Healey v. Toolan

227 So. 2d 55 | Fla. Dist. Ct. App. | 1969

Lead Opinion

OWEN, Judge.

This appeal brings for review an order of the trial court dissolving a writ of garnishment. The question to be decided is whether on the undisputed facts of this case F.S.1967, Section 61.12, F.S.A.,1 permits garnishing the wages of the head of a household to satisfy a judgment based upon a contractual obligation to pay child support.

Appellant was the wife of appellee when the parties entered into an agreement dated June 2, 1961, wherein the appellee husband agreed to pay certain sums to the wife for the “support, education and maintenance” of the minor children of the marriage. Six weeks later appellant wife obtained a divorce in the State of Alabama. The final decree of divorce dated July 18, 1961, made no reference to the support agreement nor did the decree contain any provision for the support of the children.

In January, 1967, the former wife filed in the Court of Record of Broward County *56an action at law against the former husband, alleging that he was in arrears under the support agreement. In due course the former wife obtained a judgment in the amount of $2,460.00. She then filed a motion for writ of garnishment and the writ was issued directed to the former husband’s employer. The former husband (appellee) filed a motion to discharge the writ on the grounds that he was the head of a family residing in this state and that his wages were exempt from garnishment under the provisions of F.S.1967, Section 222.11, F. S.A.2 The court entered its order discharging the writ, finding that the former husband was entitled to the exemption and that the appellant’s judgment was not within the purview of the exception provided by F.S.1967, Section 61.12, F.S.A.

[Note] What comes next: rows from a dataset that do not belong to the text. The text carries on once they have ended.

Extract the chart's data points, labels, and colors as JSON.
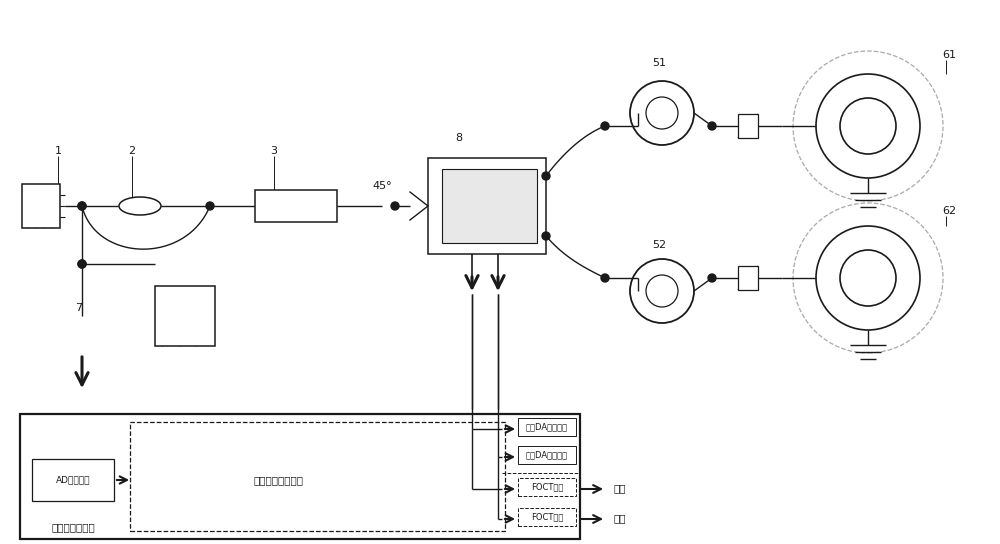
{
  "bg": "#ffffff",
  "lc": "#1a1a1a",
  "gray": "#aaaaaa",
  "figsize": [
    10.0,
    5.44
  ],
  "dpi": 100,
  "texts": {
    "lbl1": "1",
    "lbl2": "2",
    "lbl3": "3",
    "lbl7": "7",
    "lbl8": "8",
    "lbl51": "51",
    "lbl52": "52",
    "lbl61": "61",
    "lbl62": "62",
    "angle": "45°",
    "board": "信号处理电路板",
    "dsp": "数字信号处理单元",
    "ad": "AD转换电路",
    "da1": "第一DA转换电路",
    "da2": "第二DA转换电路",
    "foct1": "FOCT数据",
    "foct2": "FOCT数据",
    "out": "输出"
  }
}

We affirm the order dissolving the writ of garnishment. Although the record does not disclose whether appellee is the head of a family residing in this state, this fact was apparently conceded in the court below and is neither questioned in this court nor does the record affirmatively show the fact to be otherwise. Assuming this fact, appellee’s wages would be exempt from garnishment by virtue of F.S.1967, Section 222.11, F.S.A., unless the exception provided by F.S.1967, Section 61.12, F.S.A., would apply. However, both by its expressed wording and by judicial construction,3 that statute applies only “to enforce the orders of the courts of this state for alimony, suit money or support, or other orders in actions for divorce or alimony.” This was not an action for divorce or alimony. It was purely and simply an ex contractu action at law whereby one party to a contractual obligation sought a money judgment against the other for a breach of the contract. The fact that the contractual obligation arose through the former husband’s recognition of his legal obligation for child support is not enough to convert the judgment into an order of a court of this state for support in an action “for divorce or alimony.” 4

Affirmed.

REED, J., concurs. WHITE, JOS. S., Associate Judge, concurs specially, with opinion.

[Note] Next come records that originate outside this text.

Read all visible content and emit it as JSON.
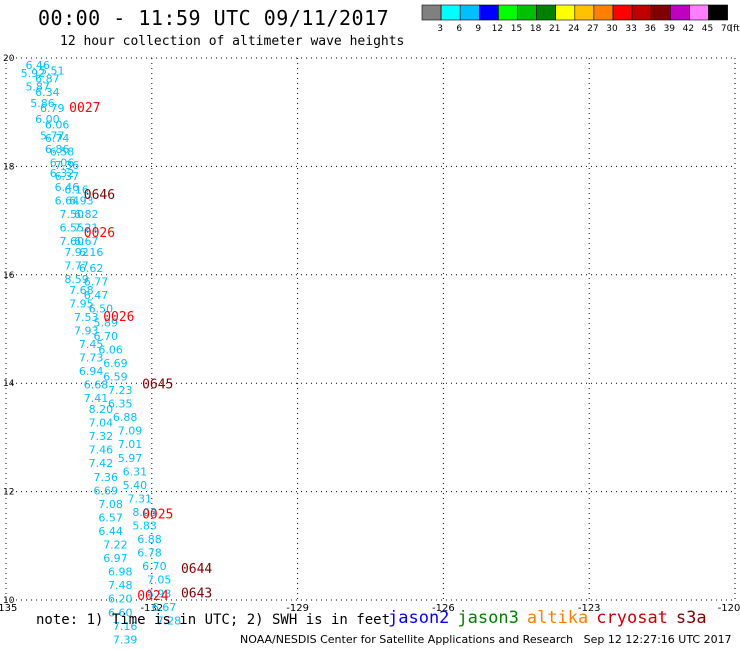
{
  "header": {
    "title": "00:00 - 11:59 UTC 09/11/2017",
    "subtitle": "12 hour collection of altimeter wave heights"
  },
  "colorbar": {
    "labels": [
      "3",
      "6",
      "9",
      "12",
      "15",
      "18",
      "21",
      "24",
      "27",
      "30",
      "33",
      "36",
      "39",
      "42",
      "45",
      "70"
    ],
    "unit": "(ft)",
    "colors": [
      "#808080",
      "#00ffff",
      "#00c0ff",
      "#0000ff",
      "#00ff00",
      "#00c000",
      "#008000",
      "#ffff00",
      "#ffc000",
      "#ff8000",
      "#ff0000",
      "#c00000",
      "#800000",
      "#c000c0",
      "#ff80ff",
      "#000000"
    ]
  },
  "footer": {
    "note": "note: 1) Time is in UTC; 2) SWH is in feet",
    "satellites": [
      {
        "name": "jason2",
        "color": "#0000ff"
      },
      {
        "name": "jason3",
        "color": "#008000"
      },
      {
        "name": "altika",
        "color": "#ff8000"
      },
      {
        "name": "cryosat",
        "color": "#cc0000"
      },
      {
        "name": "s3a",
        "color": "#800000"
      }
    ],
    "credit_left": "NOAA/NESDIS Center for Satellite Applications and Research",
    "credit_right": "Sep 12 12:27:16 UTC 2017"
  },
  "chart_data": {
    "type": "scatter",
    "xlim": [
      -135,
      -120
    ],
    "ylim": [
      10,
      20
    ],
    "x_ticks": [
      "-135",
      "-132",
      "-129",
      "-126",
      "-123",
      "-120"
    ],
    "y_ticks": [
      "10",
      "12",
      "14",
      "16",
      "18",
      "20"
    ],
    "grid": true,
    "points": [
      {
        "lon": -134.6,
        "lat": 19.8,
        "label": "6.46",
        "color": "#00c0ff"
      },
      {
        "lon": -134.3,
        "lat": 19.7,
        "label": "5.51",
        "color": "#00c0ff"
      },
      {
        "lon": -134.7,
        "lat": 19.65,
        "label": "5.92",
        "color": "#00c0ff"
      },
      {
        "lon": -134.4,
        "lat": 19.55,
        "label": "6.87",
        "color": "#00c0ff"
      },
      {
        "lon": -134.6,
        "lat": 19.4,
        "label": "5.87",
        "color": "#00c0ff"
      },
      {
        "lon": -134.4,
        "lat": 19.3,
        "label": "6.34",
        "color": "#00c0ff"
      },
      {
        "lon": -134.5,
        "lat": 19.1,
        "label": "5.86",
        "color": "#00c0ff"
      },
      {
        "lon": -134.3,
        "lat": 19.0,
        "label": "6.79",
        "color": "#00c0ff"
      },
      {
        "lon": -134.4,
        "lat": 18.8,
        "label": "6.00",
        "color": "#00c0ff"
      },
      {
        "lon": -134.2,
        "lat": 18.7,
        "label": "6.06",
        "color": "#00c0ff"
      },
      {
        "lon": -134.3,
        "lat": 18.5,
        "label": "5.77",
        "color": "#00c0ff"
      },
      {
        "lon": -134.2,
        "lat": 18.45,
        "label": "6.74",
        "color": "#00c0ff"
      },
      {
        "lon": -134.2,
        "lat": 18.25,
        "label": "6.86",
        "color": "#00c0ff"
      },
      {
        "lon": -134.1,
        "lat": 18.2,
        "label": "6.58",
        "color": "#00c0ff"
      },
      {
        "lon": -134.1,
        "lat": 18.0,
        "label": "6.06",
        "color": "#00c0ff"
      },
      {
        "lon": -134.0,
        "lat": 17.95,
        "label": "7.36",
        "color": "#00c0ff"
      },
      {
        "lon": -134.1,
        "lat": 17.8,
        "label": "6.32",
        "color": "#00c0ff"
      },
      {
        "lon": -134.0,
        "lat": 17.75,
        "label": "6.37",
        "color": "#00c0ff"
      },
      {
        "lon": -134.0,
        "lat": 17.55,
        "label": "6.46",
        "color": "#00c0ff"
      },
      {
        "lon": -133.8,
        "lat": 17.5,
        "label": "6.16",
        "color": "#00c0ff"
      },
      {
        "lon": -134.0,
        "lat": 17.3,
        "label": "6.64",
        "color": "#00c0ff"
      },
      {
        "lon": -133.7,
        "lat": 17.3,
        "label": "6.93",
        "color": "#00c0ff"
      },
      {
        "lon": -133.9,
        "lat": 17.05,
        "label": "7.50",
        "color": "#00c0ff"
      },
      {
        "lon": -133.6,
        "lat": 17.05,
        "label": "6.82",
        "color": "#00c0ff"
      },
      {
        "lon": -133.9,
        "lat": 16.8,
        "label": "6.55",
        "color": "#00c0ff"
      },
      {
        "lon": -133.6,
        "lat": 16.8,
        "label": "7.21",
        "color": "#00c0ff"
      },
      {
        "lon": -133.9,
        "lat": 16.55,
        "label": "7.60",
        "color": "#00c0ff"
      },
      {
        "lon": -133.6,
        "lat": 16.55,
        "label": "6.67",
        "color": "#00c0ff"
      },
      {
        "lon": -133.8,
        "lat": 16.35,
        "label": "7.92",
        "color": "#00c0ff"
      },
      {
        "lon": -133.5,
        "lat": 16.35,
        "label": "6.16",
        "color": "#00c0ff"
      },
      {
        "lon": -133.8,
        "lat": 16.1,
        "label": "7.77",
        "color": "#00c0ff"
      },
      {
        "lon": -133.5,
        "lat": 16.05,
        "label": "6.62",
        "color": "#00c0ff"
      },
      {
        "lon": -133.8,
        "lat": 15.85,
        "label": "8.59",
        "color": "#00c0ff"
      },
      {
        "lon": -133.4,
        "lat": 15.8,
        "label": "6.77",
        "color": "#00c0ff"
      },
      {
        "lon": -133.7,
        "lat": 15.65,
        "label": "7.68",
        "color": "#00c0ff"
      },
      {
        "lon": -133.4,
        "lat": 15.55,
        "label": "6.47",
        "color": "#00c0ff"
      },
      {
        "lon": -133.7,
        "lat": 15.4,
        "label": "7.95",
        "color": "#00c0ff"
      },
      {
        "lon": -133.3,
        "lat": 15.3,
        "label": "6.50",
        "color": "#00c0ff"
      },
      {
        "lon": -133.6,
        "lat": 15.15,
        "label": "7.53",
        "color": "#00c0ff"
      },
      {
        "lon": -133.2,
        "lat": 15.05,
        "label": "5.89",
        "color": "#00c0ff"
      },
      {
        "lon": -133.6,
        "lat": 14.9,
        "label": "7.93",
        "color": "#00c0ff"
      },
      {
        "lon": -133.2,
        "lat": 14.8,
        "label": "6.70",
        "color": "#00c0ff"
      },
      {
        "lon": -133.5,
        "lat": 14.65,
        "label": "7.45",
        "color": "#00c0ff"
      },
      {
        "lon": -133.1,
        "lat": 14.55,
        "label": "6.06",
        "color": "#00c0ff"
      },
      {
        "lon": -133.5,
        "lat": 14.4,
        "label": "7.73",
        "color": "#00c0ff"
      },
      {
        "lon": -133.0,
        "lat": 14.3,
        "label": "6.69",
        "color": "#00c0ff"
      },
      {
        "lon": -133.5,
        "lat": 14.15,
        "label": "6.94",
        "color": "#00c0ff"
      },
      {
        "lon": -133.0,
        "lat": 14.05,
        "label": "6.59",
        "color": "#00c0ff"
      },
      {
        "lon": -133.4,
        "lat": 13.9,
        "label": "6.68",
        "color": "#00c0ff"
      },
      {
        "lon": -132.9,
        "lat": 13.8,
        "label": "7.23",
        "color": "#00c0ff"
      },
      {
        "lon": -133.4,
        "lat": 13.65,
        "label": "7.41",
        "color": "#00c0ff"
      },
      {
        "lon": -132.9,
        "lat": 13.55,
        "label": "6.35",
        "color": "#00c0ff"
      },
      {
        "lon": -133.3,
        "lat": 13.45,
        "label": "8.20",
        "color": "#00c0ff"
      },
      {
        "lon": -132.8,
        "lat": 13.3,
        "label": "6.88",
        "color": "#00c0ff"
      },
      {
        "lon": -133.3,
        "lat": 13.2,
        "label": "7.04",
        "color": "#00c0ff"
      },
      {
        "lon": -132.7,
        "lat": 13.05,
        "label": "7.09",
        "color": "#00c0ff"
      },
      {
        "lon": -133.3,
        "lat": 12.95,
        "label": "7.32",
        "color": "#00c0ff"
      },
      {
        "lon": -132.7,
        "lat": 12.8,
        "label": "7.01",
        "color": "#00c0ff"
      },
      {
        "lon": -133.3,
        "lat": 12.7,
        "label": "7.46",
        "color": "#00c0ff"
      },
      {
        "lon": -132.7,
        "lat": 12.55,
        "label": "5.97",
        "color": "#00c0ff"
      },
      {
        "lon": -133.3,
        "lat": 12.45,
        "label": "7.42",
        "color": "#00c0ff"
      },
      {
        "lon": -132.6,
        "lat": 12.3,
        "label": "6.31",
        "color": "#00c0ff"
      },
      {
        "lon": -133.2,
        "lat": 12.2,
        "label": "7.36",
        "color": "#00c0ff"
      },
      {
        "lon": -132.6,
        "lat": 12.05,
        "label": "5.40",
        "color": "#00c0ff"
      },
      {
        "lon": -133.2,
        "lat": 11.95,
        "label": "6.69",
        "color": "#00c0ff"
      },
      {
        "lon": -132.5,
        "lat": 11.8,
        "label": "7.31",
        "color": "#00c0ff"
      },
      {
        "lon": -133.1,
        "lat": 11.7,
        "label": "7.08",
        "color": "#00c0ff"
      },
      {
        "lon": -132.4,
        "lat": 11.55,
        "label": "8.03",
        "color": "#00c0ff"
      },
      {
        "lon": -133.1,
        "lat": 11.45,
        "label": "6.57",
        "color": "#00c0ff"
      },
      {
        "lon": -132.4,
        "lat": 11.3,
        "label": "5.83",
        "color": "#00c0ff"
      },
      {
        "lon": -133.1,
        "lat": 11.2,
        "label": "6.44",
        "color": "#00c0ff"
      },
      {
        "lon": -132.3,
        "lat": 11.05,
        "label": "6.88",
        "color": "#00c0ff"
      },
      {
        "lon": -133.0,
        "lat": 10.95,
        "label": "7.22",
        "color": "#00c0ff"
      },
      {
        "lon": -132.3,
        "lat": 10.8,
        "label": "6.78",
        "color": "#00c0ff"
      },
      {
        "lon": -133.0,
        "lat": 10.7,
        "label": "6.97",
        "color": "#00c0ff"
      },
      {
        "lon": -132.2,
        "lat": 10.55,
        "label": "6.70",
        "color": "#00c0ff"
      },
      {
        "lon": -132.9,
        "lat": 10.45,
        "label": "6.98",
        "color": "#00c0ff"
      },
      {
        "lon": -132.1,
        "lat": 10.3,
        "label": "7.05",
        "color": "#00c0ff"
      },
      {
        "lon": -132.9,
        "lat": 10.2,
        "label": "7.48",
        "color": "#00c0ff"
      },
      {
        "lon": -132.1,
        "lat": 10.05,
        "label": "5.93",
        "color": "#00c0ff"
      },
      {
        "lon": -132.9,
        "lat": 9.95,
        "label": "6.20",
        "color": "#00c0ff"
      },
      {
        "lon": -132.0,
        "lat": 9.8,
        "label": "6.67",
        "color": "#00c0ff"
      },
      {
        "lon": -132.9,
        "lat": 9.7,
        "label": "6.60",
        "color": "#00c0ff"
      },
      {
        "lon": -131.9,
        "lat": 9.55,
        "label": "7.28",
        "color": "#00c0ff"
      },
      {
        "lon": -132.8,
        "lat": 9.45,
        "label": "7.16",
        "color": "#00c0ff"
      },
      {
        "lon": -132.8,
        "lat": 9.2,
        "label": "7.39",
        "color": "#00c0ff"
      }
    ],
    "time_labels": [
      {
        "lon": -133.7,
        "lat": 19.0,
        "label": "0027",
        "color": "#ff0000"
      },
      {
        "lon": -133.4,
        "lat": 17.4,
        "label": "0646",
        "color": "#800000"
      },
      {
        "lon": -133.4,
        "lat": 16.7,
        "label": "0026",
        "color": "#ff0000"
      },
      {
        "lon": -133.0,
        "lat": 15.15,
        "label": "0026",
        "color": "#ff0000"
      },
      {
        "lon": -132.2,
        "lat": 13.9,
        "label": "0645",
        "color": "#800000"
      },
      {
        "lon": -132.2,
        "lat": 11.5,
        "label": "0025",
        "color": "#ff0000"
      },
      {
        "lon": -131.4,
        "lat": 10.5,
        "label": "0644",
        "color": "#800000"
      },
      {
        "lon": -132.3,
        "lat": 10.0,
        "label": "0024",
        "color": "#ff0000"
      },
      {
        "lon": -131.4,
        "lat": 10.05,
        "label": "0643",
        "color": "#800000"
      }
    ]
  }
}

. F.S.1967, Section 61.12, F.S.A. Attachment or garnishment of amounts due for alimony. So much as the court orders of the money or other things due to any person or public officer, state or county, whether the head of a family residing in this state or not when the money or other thing is due for the personal labor or service of the person or otherwise, is subject to attachment or garnishment to enforce the orders of the courts of this state for alimony, suit money or support, or other orders in actions for divorce or alimony * * *.

.F.S.1967, section 222.11, F.S.A. Ememption of wages from garnishment. No writ of attachment or garnishment or other process shall issue from any of the courts of this state to attach or delay the payment of any money or other thing due to any person who is the head of a family residing in this state, when the money or other thing is due for the personal labor or services of such person.

. Reynolds v. Reynolds, 1933, 113 Fla. 361, 152 So. 200.

. Noyes v. Cooper, Fla.App.1968, 216 So. 2d 799; cf. Howell v. Howell, Fla.App. 1968, 207 So.2d 507.






Concurrence Opinion

WHITE, JOS. S., Associate Judge

(concurring specially).

I agree to the affirmance solely because the wife did not proceed under the provisions of F.S.1967, Section 61.12, F.S.A., by first obtaining an order of court authorizing the issuance of the writ of garnishment. On the contrary, she obtained the writ from the clerk as provided for writs of garnishment “after judgment”. Such was the case in Noyes v. Cooper, supra. Had the wife proceeded as directed by Section 61.12, by obtaining, first, an order for the writ, the result may have been different. See Reynolds v. Reynolds, supra. Howell v. Howell, supra, has no application to the question now before the court, since it does not concern garnishment.